Eight Afghan troops have left military bases without authorization since September alone, Pentagon spokesman Adam Stump told Reuters, disclosing the total number of Afghan troops who have gone missing for the first time.
“The Defense Department is assessing ways to strengthen eligibility criteria for training in ways that will reduce the likelihood of an individual Afghan willingly absconding from training in the US and going AWOL [absent without leave],” Stump said.
The Afghan Army has previously been occasionally infiltrated by Taliban militants who carried out attacks on Afghan and US troops. Rogue shootings of foreign troops claimed lives of nearly 40 soldiers in several dozen attacks in 2012.
Before being allowed into the US, Afghans are carefully vetted for security reasons, to make sure they have not been involved in human rights abuses and are not affiliated with militant groups, the Pentagon spokesman said.
Some 2,200 Afghan troops have received military training in the United States since 2007. Other foreign troops on US military training visits have sometimes run away too, but a US defense official, who spoke on condition of anonymity, said that the frequency of Afghan troops going missing was concerning and “out of the ordinary.”
According to the official, there was no evidence any of those who had run away had carried out crimes or posed a threat to America.
Since 2002, Washington has earmarked over $60 billion “to build, equip, train, and sustain” the Afghan troops, a quarterly report by the US Special Inspector General for Afghanistan Reconstruction (SIGAR) said in late July. Money has failed to buy security, however, with the internal US report saying that the NATO-trained Afghan military only controls about two-thirds of Afghanistan’s districts and keeps losing territory to the Taliban.
The US mission in Afghanistan has dragged out much longer than originally anticipated, with President Barack Obama canceling the initial plan to withdraw the majority of troops in 2014 in exchange for a blueprint to scale back forces by early 2017.
America’s combat mission in Afghanistan “came to a responsible end” a year-and-a-half ago, Obama said in July. Forces there are now focused on “two narrow missions”: training and terrorism prevention. “But even these narrow missions continue to be dangerous.”
In July this year, Washington announced that the US will leave 8,400 troops through the end of the Obama administration, citing an increase in Taliban attacks.
Low morale and lack of training to fight the Taliban could partially explain dozens of the troops leaving.

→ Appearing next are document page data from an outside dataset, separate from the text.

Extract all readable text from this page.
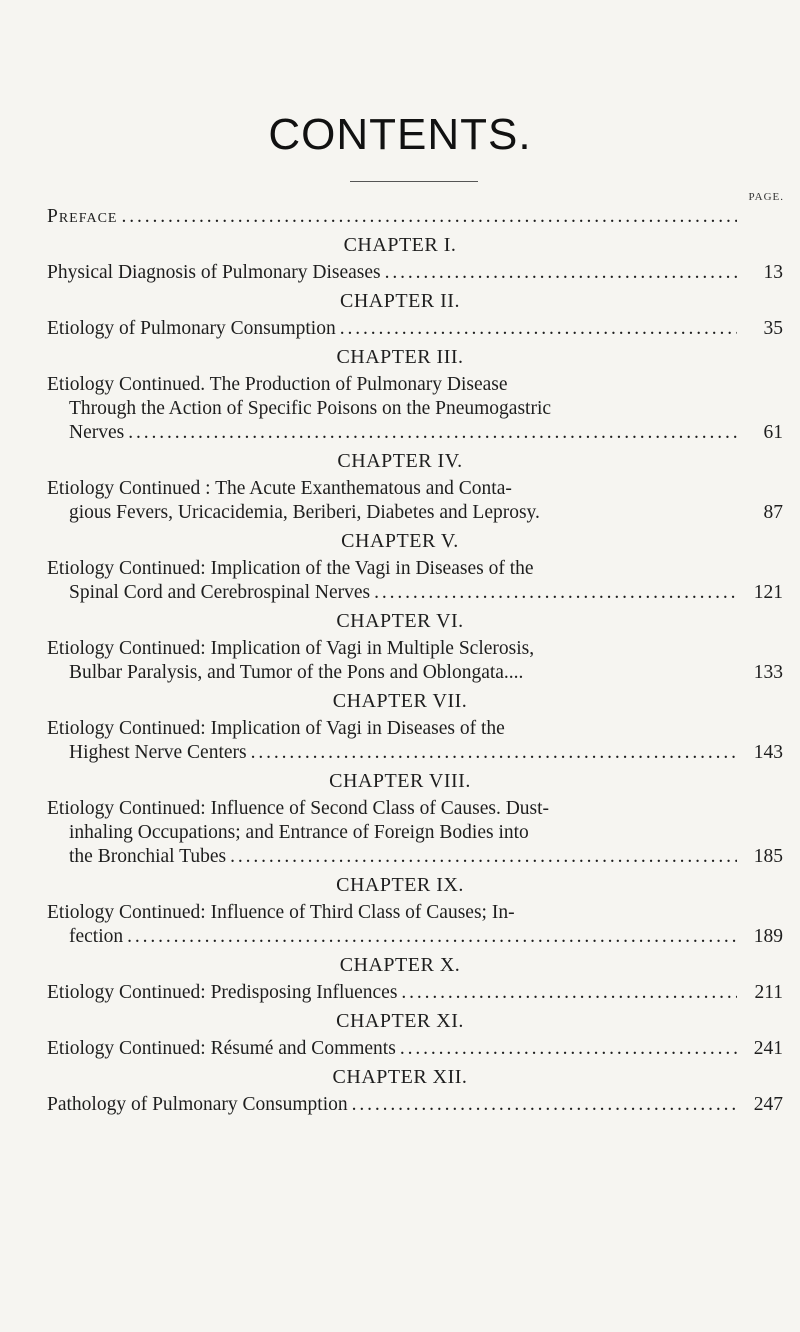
CONTENTS.
PAGE.
Preface
. . .
CHAPTER I.
Physical Diagnosis of Pulmonary Diseases . . .	13
CHAPTER II.
Etiology of Pulmonary Consumption . . .	35
CHAPTER III.
Etiology Continued. The Production of Pulmonary Disease
Through the Action of Specific Poisons on the Pneumogastric
Nerves . . .	61
CHAPTER IV.
Etiology Continued : The Acute Exanthematous and Conta-
gious Fevers, Uricacidemia, Beriberi, Diabetes and Leprosy.	87
CHAPTER V.
Etiology Continued: Implication of the Vagi in Diseases of the
Spinal Cord and Cerebrospinal Nerves . . .	121
CHAPTER VI.
Etiology Continued: Implication of Vagi in Multiple Sclerosis,
Bulbar Paralysis, and Tumor of the Pons and Oblongata....	133
CHAPTER VII.
Etiology Continued: Implication of Vagi in Diseases of the
Highest Nerve Centers . . .	143
CHAPTER VIII.
Etiology Continued: Influence of Second Class of Causes. Dust-
inhaling Occupations; and Entrance of Foreign Bodies into
the Bronchial Tubes . . .	185
CHAPTER IX.
Etiology Continued: Influence of Third Class of Causes; In-
fection . . .	189
CHAPTER X.
Etiology Continued: Predisposing Influences . . .	211
CHAPTER XI.
Etiology Continued: Résumé and Comments . . .	241
CHAPTER XII.
Pathology of Pulmonary Consumption . . .	247
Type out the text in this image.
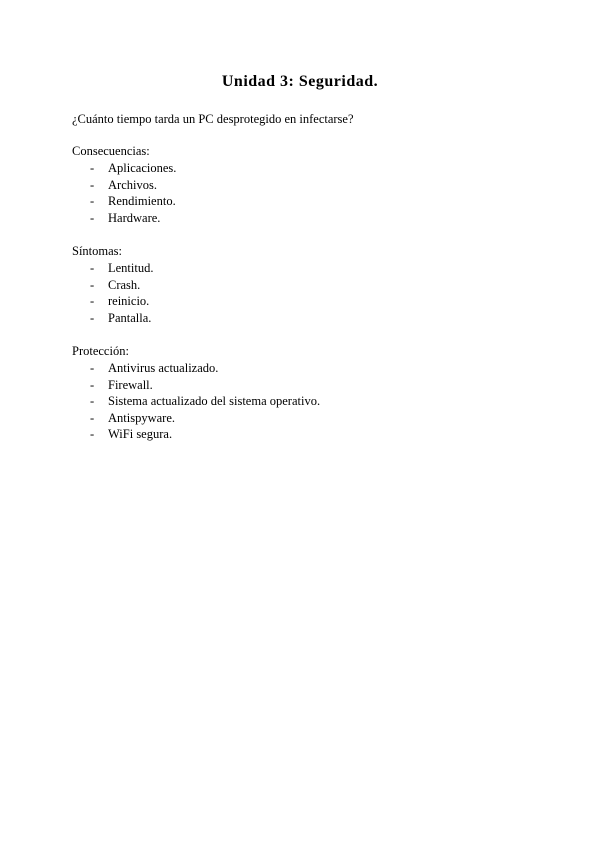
Unidad 3: Seguridad.

¿Cuánto tiempo tarda un PC desprotegido en infectarse?

Consecuencias:

- Aplicaciones.
- Archivos.
- Rendimiento.
- Hardware.

Síntomas:

- Lentitud.
- Crash.
- reinicio.
- Pantalla.

Protección:

- Antivirus actualizado.
- Firewall.
- Sistema actualizado del sistema operativo.
- Antispyware.
- WiFi segura.
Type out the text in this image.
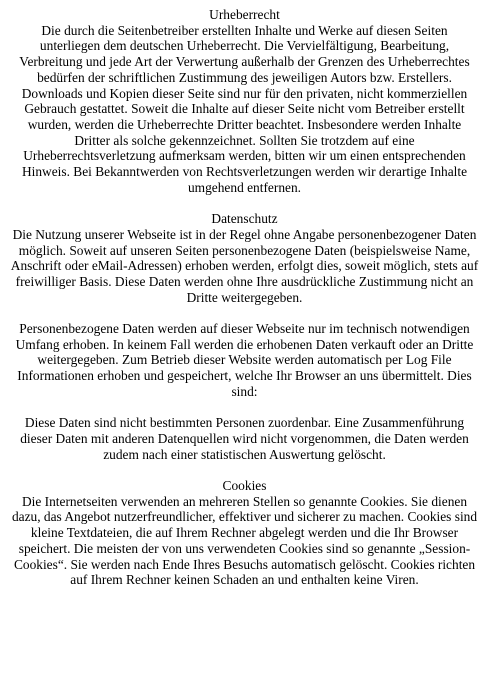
Urheberrecht
Die durch die Seitenbetreiber erstellten Inhalte und Werke auf diesen Seiten unterliegen dem deutschen Urheberrecht. Die Vervielfältigung, Bearbeitung, Verbreitung und jede Art der Verwertung außerhalb der Grenzen des Urheberrechtes bedürfen der schriftlichen Zustimmung des jeweiligen Autors bzw. Erstellers. Downloads und Kopien dieser Seite sind nur für den privaten, nicht kommerziellen Gebrauch gestattet. Soweit die Inhalte auf dieser Seite nicht vom Betreiber erstellt wurden, werden die Urheberrechte Dritter beachtet. Insbesondere werden Inhalte Dritter als solche gekennzeichnet. Sollten Sie trotzdem auf eine Urheberrechtsverletzung aufmerksam werden, bitten wir um einen entsprechenden Hinweis. Bei Bekanntwerden von Rechtsverletzungen werden wir derartige Inhalte umgehend entfernen.
Datenschutz
Die Nutzung unserer Webseite ist in der Regel ohne Angabe personenbezogener Daten möglich. Soweit auf unseren Seiten personenbezogene Daten (beispielsweise Name, Anschrift oder eMail-Adressen) erhoben werden, erfolgt dies, soweit möglich, stets auf freiwilliger Basis. Diese Daten werden ohne Ihre ausdrückliche Zustimmung nicht an Dritte weitergegeben.
Personenbezogene Daten werden auf dieser Webseite nur im technisch notwendigen Umfang erhoben. In keinem Fall werden die erhobenen Daten verkauft oder an Dritte weitergegeben. Zum Betrieb dieser Website werden automatisch per Log File Informationen erhoben und gespeichert, welche Ihr Browser an uns übermittelt. Dies sind:
Diese Daten sind nicht bestimmten Personen zuordenbar. Eine Zusammenführung dieser Daten mit anderen Datenquellen wird nicht vorgenommen, die Daten werden zudem nach einer statistischen Auswertung gelöscht.
Cookies
Die Internetseiten verwenden an mehreren Stellen so genannte Cookies. Sie dienen dazu, das Angebot nutzerfreundlicher, effektiver und sicherer zu machen. Cookies sind kleine Textdateien, die auf Ihrem Rechner abgelegt werden und die Ihr Browser speichert. Die meisten der von uns verwendeten Cookies sind so genannte „Session-Cookies“. Sie werden nach Ende Ihres Besuchs automatisch gelöscht. Cookies richten auf Ihrem Rechner keinen Schaden an und enthalten keine Viren.
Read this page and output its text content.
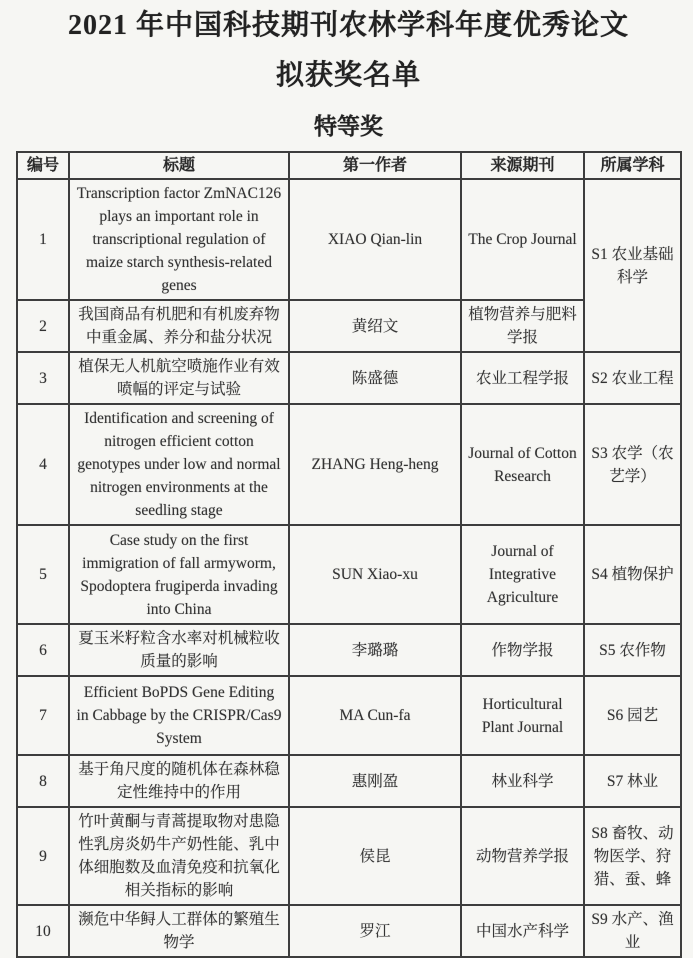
2021 年中国科技期刊农林学科年度优秀论文
拟获奖名单
特等奖
编号	标题	第一作者	来源期刊	所属学科
1	Transcription factor ZmNAC126 plays an important role in transcriptional regulation of maize starch synthesis-related genes	XIAO Qian-lin	The Crop Journal	S1 农业基础科学
2	我国商品有机肥和有机废弃物中重金属、养分和盐分状况	黄绍文	植物营养与肥料学报	
3	植保无人机航空喷施作业有效喷幅的评定与试验	陈盛德	农业工程学报	S2 农业工程
4	Identification and screening of nitrogen efficient cotton genotypes under low and normal nitrogen environments at the seedling stage	ZHANG Heng-heng	Journal of Cotton Research	S3 农学（农艺学）
5	Case study on the first immigration of fall armyworm, Spodoptera frugiperda invading into China	SUN Xiao-xu	Journal of Integrative Agriculture	S4 植物保护
6	夏玉米籽粒含水率对机械粒收质量的影响	李璐璐	作物学报	S5 农作物
7	Efficient BoPDS Gene Editing in Cabbage by the CRISPR/Cas9 System	MA Cun-fa	Horticultural Plant Journal	S6 园艺
8	基于角尺度的随机体在森林稳定性维持中的作用	惠刚盈	林业科学	S7 林业
9	竹叶黄酮与青蒿提取物对患隐性乳房炎奶牛产奶性能、乳中体细胞数及血清免疫和抗氧化相关指标的影响	侯昆	动物营养学报	S8 畜牧、动物医学、狩猎、蚕、蜂
10	濒危中华鲟人工群体的繁殖生物学	罗江	中国水产科学	S9 水产、渔业
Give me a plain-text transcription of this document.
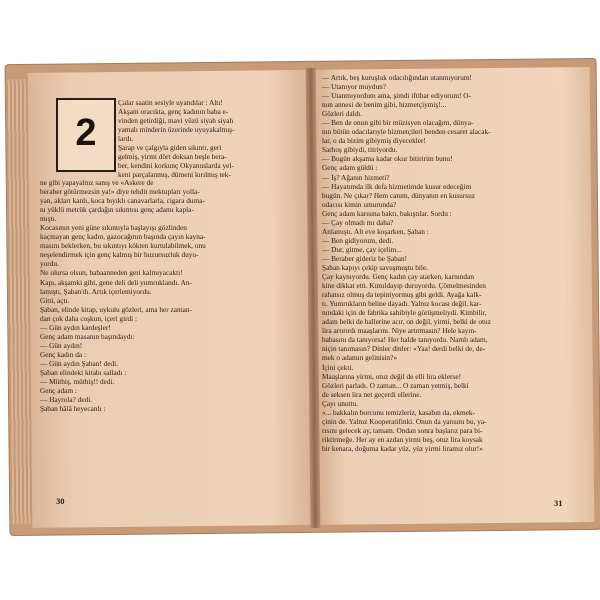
2
Çalar saatin sesiyle uyandılar : Altı!
Akşam oracıkta, genç kadının baba e-
vinden getirdiği, mavi yüzü siyah siyah
yamalı minderin üzerinde uyuyakalmış-
lardı.
Şarap ve çalgıyla giden sıkıntı, geri
gelmiş, yirmi dört doksan beşle bera-
ber, kendini korkunç Okyanuslarda yel-
keni parçalanmış, dümeni kırılmış tek-
ne gibi yapayalnız sanış ve «Askere de
beraber götürmezsin ya!» diye tehdit mektupları yolla-
yan, akları kanlı, koca bıyıklı canavarlarla, cigara duma-
nı yüklü metrük çardağın sıkıntısı genç adamı kapla-
mıştı.
Kocasının yeni güne sıkıntıyla başlayışı gözlinden
kaçmayan genç kadın, gazocağının başında çayın kayna-
masını beklerken, bu sıkıntıyı kökten kurtulabilmek, onu
neşelendirmek için genç kalmış bir huzursuzluk duyu-
yordu.
Ne olursa olsun, babaanneden geri kalmıyacaktı!
Kapı, akşamki gibi, gene deli deli yumruklandı. An-
lamıştı, Şaban'dı. Artık içerlemiyordu.
Gitti, açtı.
Şaban, elinde kitap, uykulu gözleri, ama her zaman-
dan çok daha coşkun, içeri girdi :
— Gün aydın kardeşler!
Genç adam masanın başındaydı:
— Gün aydın!
Genç kadın da :
— Gün aydın Şaban! dedi.
Şaban elindeki kitabı salladı :
— Müthiş, müthiş!! dedi.
Genç adam :
— Hayrola? dedi.
Şaban hâlâ heyecanlı :
— Artık, beş kuruşluk odacılığından utanmıyorum!
— Utanıyor muydun?
— Utanmıyordum ama, şimdi iftihar ediyorum! O-
nun annesi de benim gibi, hizmetçiymiş!...
Gözleri daldı.
— Ben de onun gibi bir müzisyen olacağım, dünya-
nın bütün odacılarıyle hizmetçileri benden cesaret alacak-
lar, o da bizim gibiymiş diyecekler!
Sarhoş gibiydi, titriyordu.
— Bugün akşama kadar okur bitiririm bunu!
Genç adam güldü :
— İş? Ağanın hizmeti?
— Hayatımda ilk defa hizmetimde kusur edeceğim
bugün. Ne çıkar? Hem canım, dünyanın en kusursuz
odacısı kimin umurunda?
Genç adam karısına baktı, bakıştılar. Sordu :
— Çay olmadı mı daha?
Anlamıştı. Alt eve koşarken, Şaban :
— Ben gidiyorum, dedi.
— Dur, gitme, çay içelim...
— Beraber gideriz be Şaban!
Şaban kapıyı çekip savuşmuştu bile.
Çay kaynıyordu. Genç kadın çay atarken, karnından
kine dikkat etti. Kımıldayıp duruyordu. Çömelmesinden
rahatsız olmuş da tepiniyormuş gibi geldi. Ayağa kalk-
tı. Yumrukların beline dayadı. Yalnız kocası değil, kar-
nındaki için de fabrika sahibiyle görüşmeliydi. Kimbilir,
adam belki de hallerine acır, on değil, yirmi, belki de otuz
lira artırırdı maaşlarını. Niye artırmasın? Hele kayın-
babasını da tanıyorsa! Her halde tanıyordu. Namlı adam,
niçin tanımasın? Dinler dinler: «Yaa! derdi belki de, de-
mek o adamın gelinisin?»
İçini çekti.
Maaşlarına yirmi, otuz değil de elli lira eklerse!
Gözleri parladı. O zaman... O zaman yetmiş, belki
de seksen lira net geçerdi ellerine.
Çayı unuttu.
«... bakkalın borcunu temizleriz, kasabın da, ekmek-
çinin de. Yalnız Kooperatifinki. Onun da yarısını bu, ya-
rısını gelecek ay, tamam. Ondan sonra başlarız para bi-
riktirmeğe. Her ay en azdan yirmi beş, otuz lira koysak
bir kenara, doğuma kadar yüz, yüz yirmi liramız olur!»
30	31
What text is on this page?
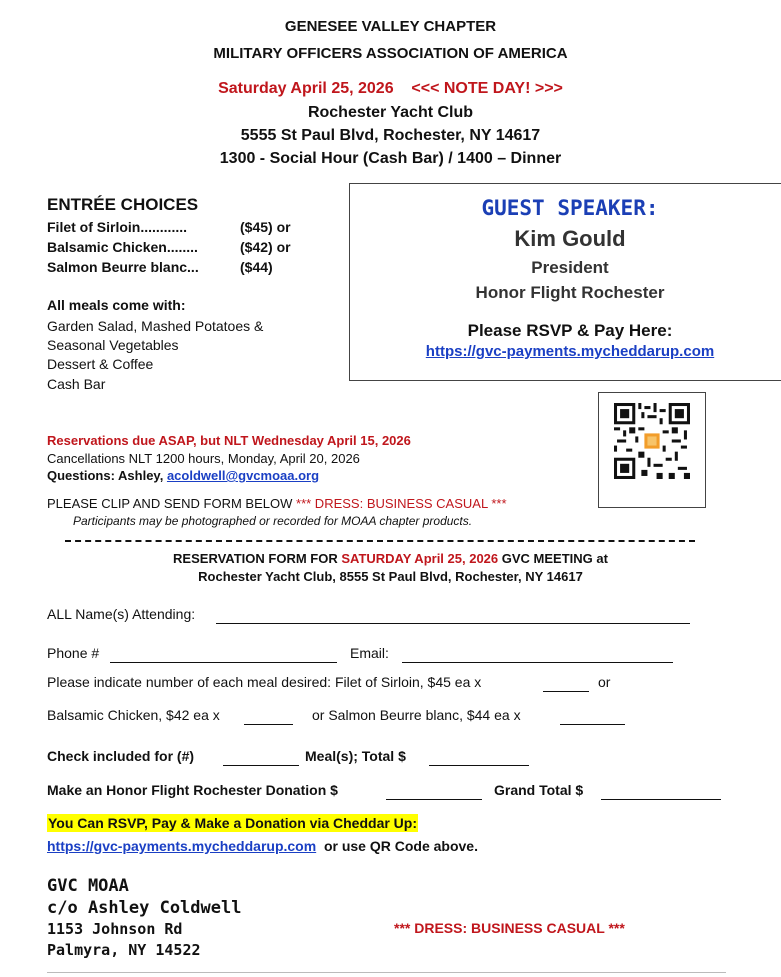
GENESEE VALLEY CHAPTER
MILITARY OFFICERS ASSOCIATION OF AMERICA
Saturday April 25, 2026 <<< NOTE DAY! >>>
Rochester Yacht Club
5555 St Paul Blvd, Rochester, NY 14617
1300 - Social Hour (Cash Bar) / 1400 – Dinner
ENTRÉE CHOICES
Filet of Sirloin............	($45) or
Balsamic Chicken........	($42) or
Salmon Beurre blanc...	($44)
All meals come with:
Garden Salad, Mashed Potatoes &
Seasonal Vegetables
Dessert & Coffee
Cash Bar
GUEST SPEAKER:
Kim Gould
President
Honor Flight Rochester
Please RSVP & Pay Here:
https://gvc-payments.mycheddarup.com
Reservations due ASAP, but NLT Wednesday April 15, 2026
Cancellations NLT 1200 hours, Monday, April 20, 2026
Questions: Ashley, acoldwell@gvcmoaa.org
PLEASE CLIP AND SEND FORM BELOW *** DRESS: BUSINESS CASUAL ***
Participants may be photographed or recorded for MOAA chapter products.
RESERVATION FORM FOR SATURDAY April 25, 2026 GVC MEETING at
Rochester Yacht Club, 8555 St Paul Blvd, Rochester, NY 14617
ALL Name(s) Attending:
Phone #	Email:
Please indicate number of each meal desired: Filet of Sirloin, $45 ea x	or
Balsamic Chicken, $42 ea x	or Salmon Beurre blanc, $44 ea x
Check included for (#)	Meal(s); Total $
Make an Honor Flight Rochester Donation $	Grand Total $
You Can RSVP, Pay & Make a Donation via Cheddar Up:
https://gvc-payments.mycheddarup.com or use QR Code above.
GVC MOAA
c/o Ashley Coldwell
1153 Johnson Rd
Palmyra, NY 14522
*** DRESS: BUSINESS CASUAL ***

“They face a formidable enemy, with very limited resources and many Afghan troops aren't getting paid on time,” Michael Kugelman, a South Asia specialist at the Woodrow Wilson Center, a Washington think tank, told Reuters.
The US bears full responsibility for the deteriorating situation in Afghanistan, Zamir Kabulov, who served as Russian envoy to Afghanistan in 2004-2009, said earlier this month.
Washington “cut back their presence [in Afghanistan] and did not resolve a single issue and created more problems. They carry political and moral responsibility for what is taking place in Afghanistan now," he noted.